Time for Domestic Cruising
Since the cruise segment in India is still at a
very nascent stage, the opportunity lies in
developing the domestic ocean cruising market. A significant number of travellers in India are still unaware of how a cruise holiday can be a great option of exploring new destinations as well as indulging in onboard facilities on a single trip. It is advisable to launch a contemporary ship sailing in the domestic waters. This would allow passengers from India get a first-hand experience on
their home turf since the product would be effectively cheaper than its international counterparts. As a majority of the population in India is still not familiar about cruising, it is difficult to develop and sustain a product that is targeted at only a niche premium segment. At this juncture, it is imperative that a ship sailing in Indian waters is launched, which would be a novelty. It should be targeted at
a larger audience to not only popularise the segment and product at large, but also elevate India’s tourism offering.

Moreover, a domestic cruise ship docking and making ports of call in the country would also draw the interest of and promotional investment from the state tourism boards in showcasing the best of what their coast can offer in terms of sightseeing and accommodations, besides local culture and cuisine. Hence, a mass product is preferable at this stage.

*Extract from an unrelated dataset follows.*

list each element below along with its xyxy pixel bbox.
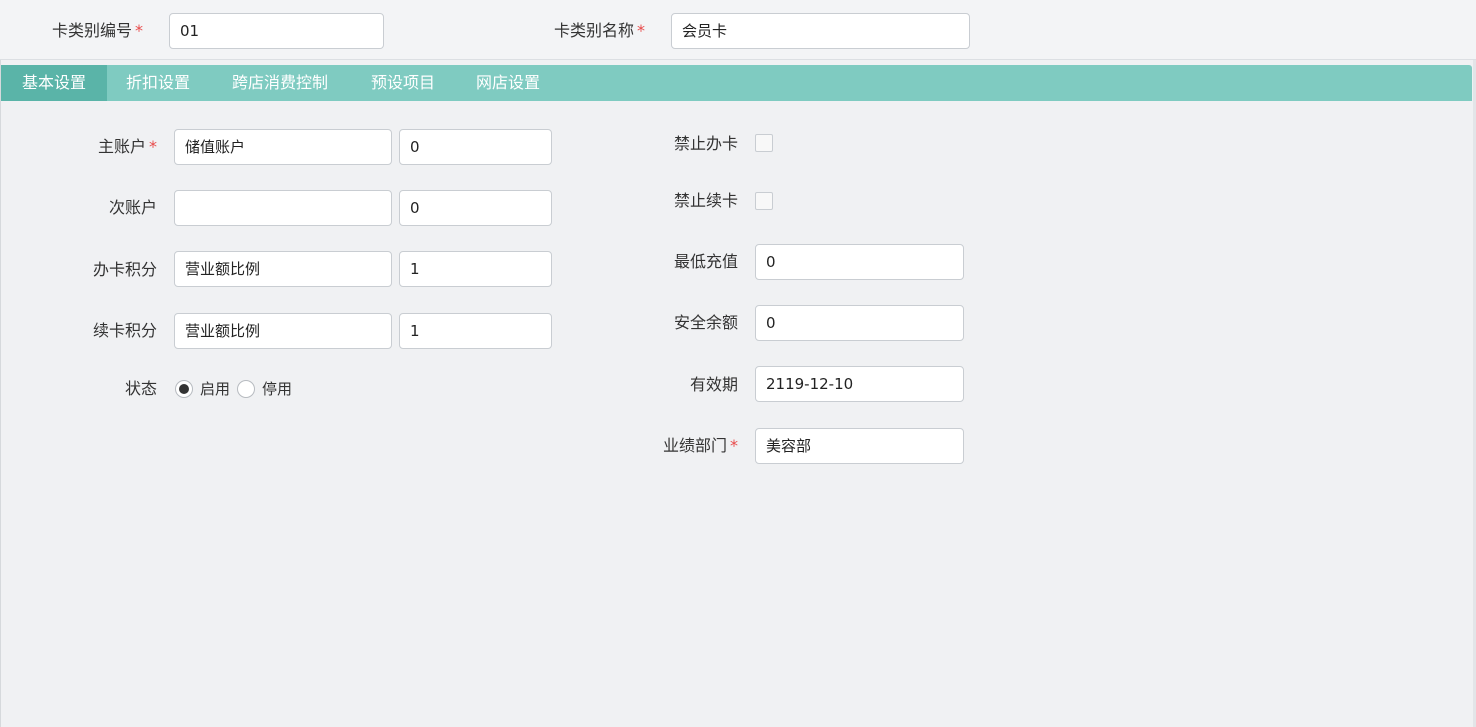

However, there also exists a case for the launch of two distinct products for the Indian market, which may be distinguished as a mass product and a class product. Additionally, to make cruise tourism a vibrant segment, the foremost step is education of the travel agents and tour operators, since bookings in India are largely driven through them. Another crucial area that ne to be accorded adequate focus is the emerging Tier-II and III cities, which are the hidden gems because those are the markets where the majority of bookings will be generated from in the future. Since Indians are price conscious, while devising a cruise package, the cost-aspect should be given a detailed consideration.